According to traditional Chinese customs, every family changes their Spring Festival Couplets on their front door leading up to the new year. For thousands of years, New Year’s scrolls were meant to drive away the monsters in China. In modern times, Spring Festival Couplets are meant to express the holiday joy and new year wishes, such as “be safe in the four seasons” and “be wealthy and healthy.” Every family ceremoniously takes off the old ones and puts on the new ones to embrace new luck. Since this is the Year of the Rat, Emily and Tianni also put on Mickey and Minnie mouse stickers on the door.

standing in front of a decorated door

Three new Spring Festival Couplets, with the Mickey and Minnie pair picked out together with Tianni’s mom.

Making Dumplings

Emily also learned how to make dumplings with Tianni’s family, in both the southern and northern traditions.

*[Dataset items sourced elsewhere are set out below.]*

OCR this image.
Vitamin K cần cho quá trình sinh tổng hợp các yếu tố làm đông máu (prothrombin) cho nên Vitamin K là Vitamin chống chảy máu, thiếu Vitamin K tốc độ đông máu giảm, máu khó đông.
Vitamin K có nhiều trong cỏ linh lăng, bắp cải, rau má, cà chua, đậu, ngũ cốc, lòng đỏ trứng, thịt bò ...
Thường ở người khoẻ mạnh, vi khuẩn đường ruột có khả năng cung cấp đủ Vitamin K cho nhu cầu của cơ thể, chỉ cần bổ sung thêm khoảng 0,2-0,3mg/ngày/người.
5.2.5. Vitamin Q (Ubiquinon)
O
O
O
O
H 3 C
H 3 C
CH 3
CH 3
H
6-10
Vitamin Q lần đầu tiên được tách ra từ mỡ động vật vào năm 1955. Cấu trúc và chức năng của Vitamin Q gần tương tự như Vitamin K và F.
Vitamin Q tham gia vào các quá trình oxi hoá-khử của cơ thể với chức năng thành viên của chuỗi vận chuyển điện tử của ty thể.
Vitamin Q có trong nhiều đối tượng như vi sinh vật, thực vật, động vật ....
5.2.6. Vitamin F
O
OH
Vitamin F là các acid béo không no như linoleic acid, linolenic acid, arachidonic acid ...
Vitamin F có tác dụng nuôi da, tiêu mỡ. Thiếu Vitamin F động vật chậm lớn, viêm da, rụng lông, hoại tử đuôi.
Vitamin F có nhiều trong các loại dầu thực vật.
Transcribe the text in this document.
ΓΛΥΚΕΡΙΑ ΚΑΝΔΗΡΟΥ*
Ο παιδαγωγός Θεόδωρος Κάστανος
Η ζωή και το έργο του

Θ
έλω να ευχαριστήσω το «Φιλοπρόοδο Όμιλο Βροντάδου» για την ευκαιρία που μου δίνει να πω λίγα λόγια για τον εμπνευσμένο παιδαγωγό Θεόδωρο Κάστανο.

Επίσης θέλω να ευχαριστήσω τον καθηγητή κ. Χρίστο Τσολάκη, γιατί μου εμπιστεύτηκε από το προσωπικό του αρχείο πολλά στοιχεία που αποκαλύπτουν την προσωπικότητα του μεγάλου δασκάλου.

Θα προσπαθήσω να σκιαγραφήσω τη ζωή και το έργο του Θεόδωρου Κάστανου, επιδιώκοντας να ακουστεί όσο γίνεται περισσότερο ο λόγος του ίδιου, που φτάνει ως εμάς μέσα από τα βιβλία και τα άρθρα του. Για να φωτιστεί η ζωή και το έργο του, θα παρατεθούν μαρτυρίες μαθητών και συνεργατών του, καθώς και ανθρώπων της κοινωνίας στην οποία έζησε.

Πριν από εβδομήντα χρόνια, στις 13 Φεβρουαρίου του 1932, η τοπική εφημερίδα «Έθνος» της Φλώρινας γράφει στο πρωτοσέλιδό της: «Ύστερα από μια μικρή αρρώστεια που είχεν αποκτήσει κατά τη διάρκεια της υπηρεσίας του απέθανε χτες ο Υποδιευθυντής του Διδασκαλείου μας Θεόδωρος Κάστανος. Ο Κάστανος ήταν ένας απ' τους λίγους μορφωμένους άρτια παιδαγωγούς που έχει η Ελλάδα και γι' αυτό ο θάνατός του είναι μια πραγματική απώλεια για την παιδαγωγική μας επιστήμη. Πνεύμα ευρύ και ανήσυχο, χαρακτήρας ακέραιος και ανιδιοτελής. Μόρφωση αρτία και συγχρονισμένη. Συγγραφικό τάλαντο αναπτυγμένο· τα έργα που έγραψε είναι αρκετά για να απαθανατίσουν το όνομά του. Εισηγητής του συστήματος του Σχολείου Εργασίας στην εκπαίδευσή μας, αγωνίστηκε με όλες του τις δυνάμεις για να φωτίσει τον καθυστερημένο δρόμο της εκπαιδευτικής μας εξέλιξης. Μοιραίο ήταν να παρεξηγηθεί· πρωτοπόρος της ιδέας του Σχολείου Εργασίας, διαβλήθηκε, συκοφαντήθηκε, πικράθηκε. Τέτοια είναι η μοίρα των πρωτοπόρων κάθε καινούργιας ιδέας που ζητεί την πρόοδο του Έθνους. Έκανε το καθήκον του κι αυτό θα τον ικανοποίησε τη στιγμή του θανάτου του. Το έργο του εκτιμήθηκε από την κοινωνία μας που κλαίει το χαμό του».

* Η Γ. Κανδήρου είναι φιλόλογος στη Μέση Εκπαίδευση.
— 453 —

Although dumplings have different shapes, there is no wrong way to wrap them. Most important, they all taste delicious!

holding the dumplings made

Dumplings that Tianni and Emily made together.

Wearing Red

Red is the most popular color in China. It’s a symbol of jubilation, excitement, and peace to the Chinese people—all things that we wish upon ourselves and each other during the Chinese New Year. Wearing red has even become a cultural ritual of the holiday. On the first day of the Chinese New Year, Emily and Tianni donned some Chinese red and spent time wandering the main streets in downtown Wuxi. In addition to seeing the famous view of the downtown region from a 300-year-old bridge along the Grand Canal, Emily and Tianni also tasted a traditional sugar painting snack. They asked the creator to make them a sugar snack in the shape of a rat, since they were celebrating the Year of the Rat.

Smiling and wearing red for the Chinese New Year

Tianni and Emily stopping to take a selfie in Wuxi in their Chinese red.

Eating Hotpot with Family Members

Hotpot is one of the most popular foods in China. Restaurants put two different types of sauces on the table and bring the pot to a boil, hence, a “hot pot.” Then, the family orders vegetables, meats, and other garnishes and cooks them in the broth. This integrates the flavors. However, in this specific hotpot experience, Tianni and Emily ordered food that was a bit too spicy. They had to order sodas in order to keep eating their dinner. See how Emily reacted when she had some spicy food.

Emily reacting to trying spicy food

An authentic reaction to trying the spice of the hotpot.

In addition to these activities, Tianni and Emily also watched the Spring Festival Gala, which is like the New Year’s Eve Ball in NYC, walked around the Wuxi lake and fed the birds, and spent lots of time eating snacks and talking at home with Tianni’s family.

Unfortunately, the spread of the novel coronavirus affected other travel plans. Originally, the pair was going to travel together to Beijing, but all major attractions, including the Great Wall, were closed. The Chinese government issued a travel advisory and allowed for all cancellation fees to be waived. Therefore, the two enjoyed staying at home with Tianni’s family and had a good time together tasting the original flavor of Spring Festival.

Considering all of the unexpected changes, Tianni and Emily used skills necessary for any new situation: adaptability, flexibility, and resilience. Currently, Tianni is at home with her family in Wuxi, and Emily is back in the United States. Both are finishing coursework online as the situation evolves. Learn more about how UVA, Lingnan (University) College, and Esade collaborated to address the coronavirus as new developments continued to emerge.

wearing masks to protect themselves from germs

Taking precautions when traveling back to Lingnan when news of the coronavirus broke.